Here is my main program.
program transfer
! use konstanter
implicit none
! real :: f3eksitasjon
! real :: amp, w, F3a, eta3a
real, allocatable, dimension(:) :: Aw, Vp, Vtot, Ym, Zm, Zt, Ds
real, allocatable, dimension(:,:) :: Spos
integer, allocatable, dimension(:) :: Ns, Dir
integer :: i, N
call geometry(N, Aw, Vp, Vtot, Ym, Zm, Zt, Ds, Ns, Spos, DIR)
print *, N, Aw(1), Vp(1), Vtot(1), Ym(1), Zm(1), Ds(1), Ns(1), Spos(1,1), Spos(1,2), Dir(1)
end program transfer
The subroutine geometry reads from a file. The length of the vectors and size of array is dependent on the file it reads.
subroutine geometry(N, Aw, Vp, Vtot, Ym, Zm, Zt, Ds, Ns, Spos, DIR)
implicit none
integer, intent(out) :: N
real, dimension(:), allocatable, intent(out):: Aw, Vp, Vtot, Ym, Zm, Zt, Ds
real, dimension(:,:), allocatable, intent(out) :: Spos
integer, dimension(:),allocatable, intent(out) :: Ns, DIR
real, dimension(:), allocatable :: Bp, Hp, Lp, Vs
real, parameter :: pi = 4.0*atan(1.0)
integer :: i
open(unit = 11, file = "semisub.dat")
read(11,*) N
allocate(Aw(N))
allocate(Vp(N))
allocate(Vtot(N))
allocate(Ym(N))
allocate(Zm(N))
allocate(Zt(N))
allocate(Ds(N))
allocate(Spos(N,4))
allocate(Ns(N))
allocate(DIR(N))
allocate(Hp(N))
do i = 1,N
read(11,*) Bp(i), Hp(i), Lp(i), Ym(i), Zm(i), DIR(i)
read(11,*) Ns(i), Ds(i)
If (Ns(i) > 8) STOP "Feil i semisub.dat. For mange sOyler"
read(11,*) Spos(i,1:Ns(i))
end do
Zt(:) = Zm(:) + Hp(:)/2
Aw(:) = 2 * Ds(:) * Ns(:)
Vp(:) = 2 * Lp(:) * Bp(:) * Hp(:)
Vs(:) = 2 * Ns(:) * pi * (Ds/2)**2 * (-Zt(:))
Vtot(:) = Vp(:) + Vs(:)
end subroutine geometry
The code, as shown, lacks an explicit interface for the subroutine in the scope of the main program. An explicit interface is required for that subroutine because some of the arguments are allocatable.
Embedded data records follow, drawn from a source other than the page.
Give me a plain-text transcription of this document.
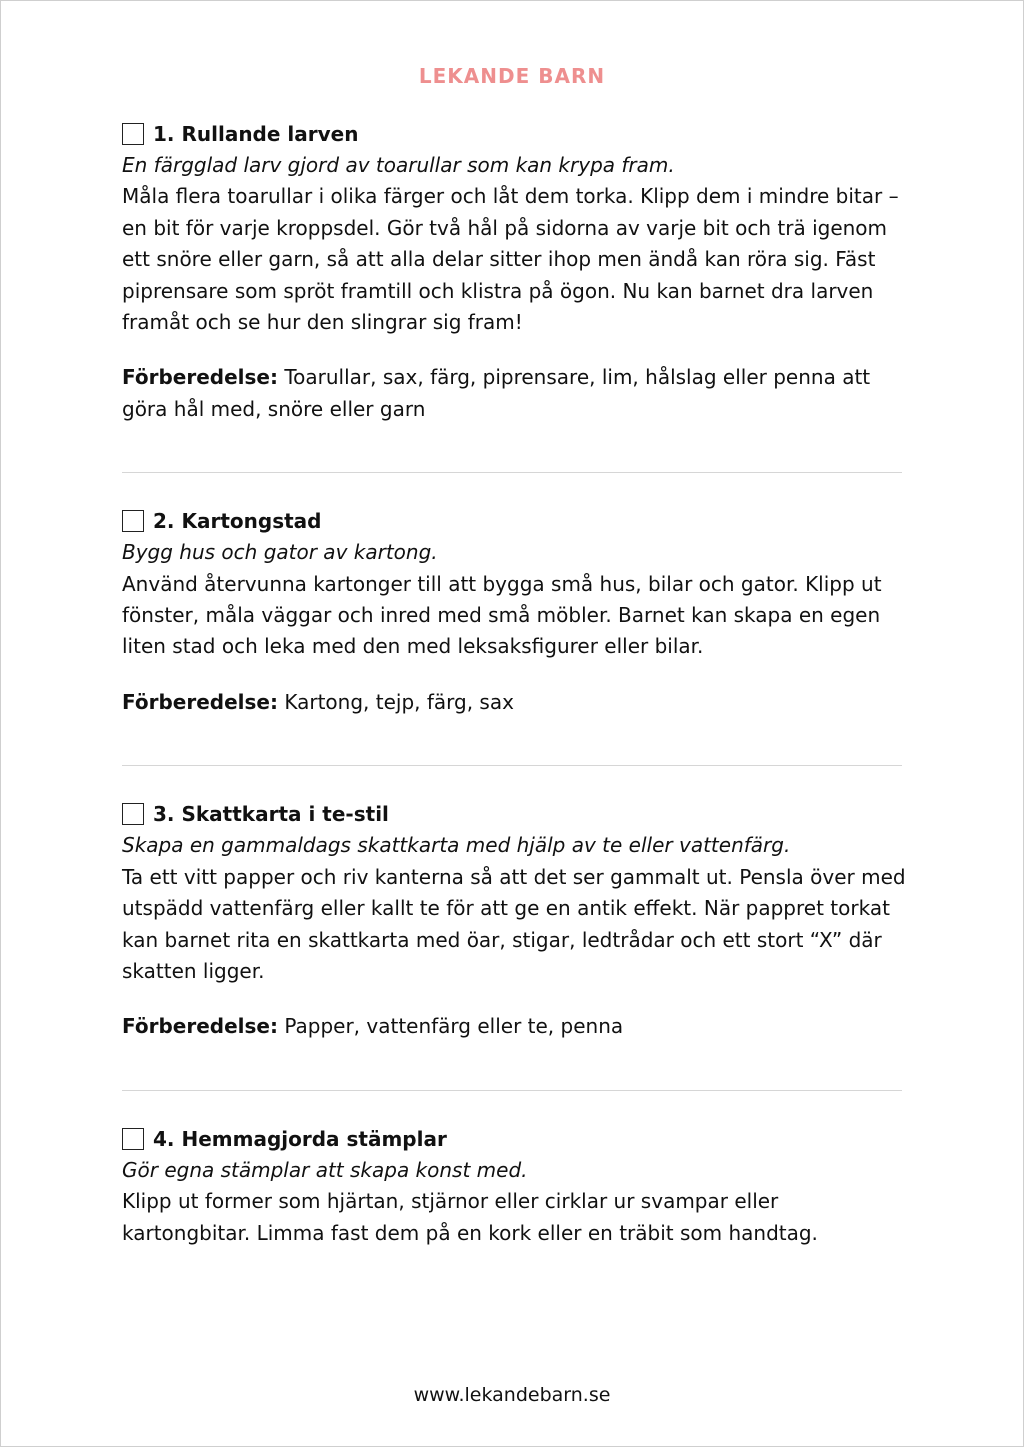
LEKANDE BARN
1. Rullande larven
En färgglad larv gjord av toarullar som kan krypa fram.
Måla flera toarullar i olika färger och låt dem torka. Klipp dem i mindre bitar – en bit för varje kroppsdel. Gör två hål på sidorna av varje bit och trä igenom ett snöre eller garn, så att alla delar sitter ihop men ändå kan röra sig. Fäst piprensare som spröt framtill och klistra på ögon. Nu kan barnet dra larven framåt och se hur den slingrar sig fram!
Förberedelse: Toarullar, sax, färg, piprensare, lim, hålslag eller penna att göra hål med, snöre eller garn
2. Kartongstad
Bygg hus och gator av kartong.
Använd återvunna kartonger till att bygga små hus, bilar och gator. Klipp ut fönster, måla väggar och inred med små möbler. Barnet kan skapa en egen liten stad och leka med den med leksaksfigurer eller bilar.
Förberedelse: Kartong, tejp, färg, sax
3. Skattkarta i te-stil
Skapa en gammaldags skattkarta med hjälp av te eller vattenfärg.
Ta ett vitt papper och riv kanterna så att det ser gammalt ut. Pensla över med utspädd vattenfärg eller kallt te för att ge en antik effekt. När pappret torkat kan barnet rita en skattkarta med öar, stigar, ledtrådar och ett stort “X” där skatten ligger.
Förberedelse: Papper, vattenfärg eller te, penna
4. Hemmagjorda stämplar
Gör egna stämplar att skapa konst med.
Klipp ut former som hjärtan, stjärnor eller cirklar ur svampar eller kartongbitar. Limma fast dem på en kork eller en träbit som handtag.
www.lekandebarn.se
(If an explicit interface is available it means that the compiler explicitly knows what the interface of the subroutine looks like - the compiler needs this information because it typically has to do additional work to pass an allocatable object to an allocatable dummy argument.)
Putting the subroutine in a module and then USEing that module in the specification part of the main program is one way of giving the subroutine an explicit interface. Another way is to make the subroutine an internal procedure (put it after a contains statement in the main program). A third way is to put an interface block for the subroutine in the specification part of the main program.